Does anyone know the book and the page on which it was printed? I think it was the "blue book".
Thanks a lot! Otherwise: a great article. —Preceding unsigned comment added by 88.74.147.134 (talk) 09:14, 6 July 2010 (UTC)
Wiktionary
[edit]Shouldn't this article include a link to the Wiktionary definition?
Dlabtot (talk) 23:42, 30 August 2010 (UTC)

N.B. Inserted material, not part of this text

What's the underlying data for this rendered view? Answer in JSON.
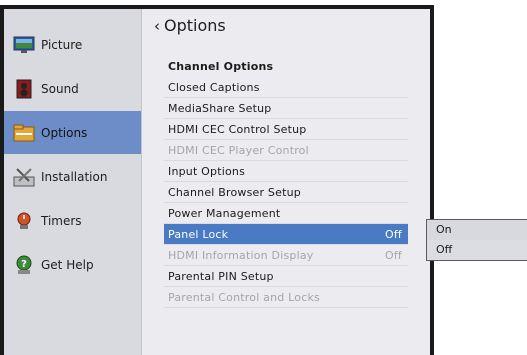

- Sure, go for it. That template is seriously underused on Wikipedia. —Angr (talk) 05:56, 31 August 2010 (UTC)
Intext cites
[edit]This text is absolutely missing intext citations. This text could be easily cited using various educational websites. Ratibgreat (talk) 18:28, 7 April 2011 (UTC)
Suggestion
[edit]I suggest the line "Orthographic boundaries: See below." is superfluous when the article discusses the orthographic boundaries separately. Speling12345 (talk) 8:43, 13 December 2013 (UTC)
Ridiculous
[edit]How dare you (or you) to "create" a global encyclopedia and write such blood-curdling and fist-clenching bull*s:
"Hebrew hrmm ("breath", "spirit", also translated as "word" or "angel"), probably pronounced, memrah. The English words memory, membership, message, and meaning are derived from this word."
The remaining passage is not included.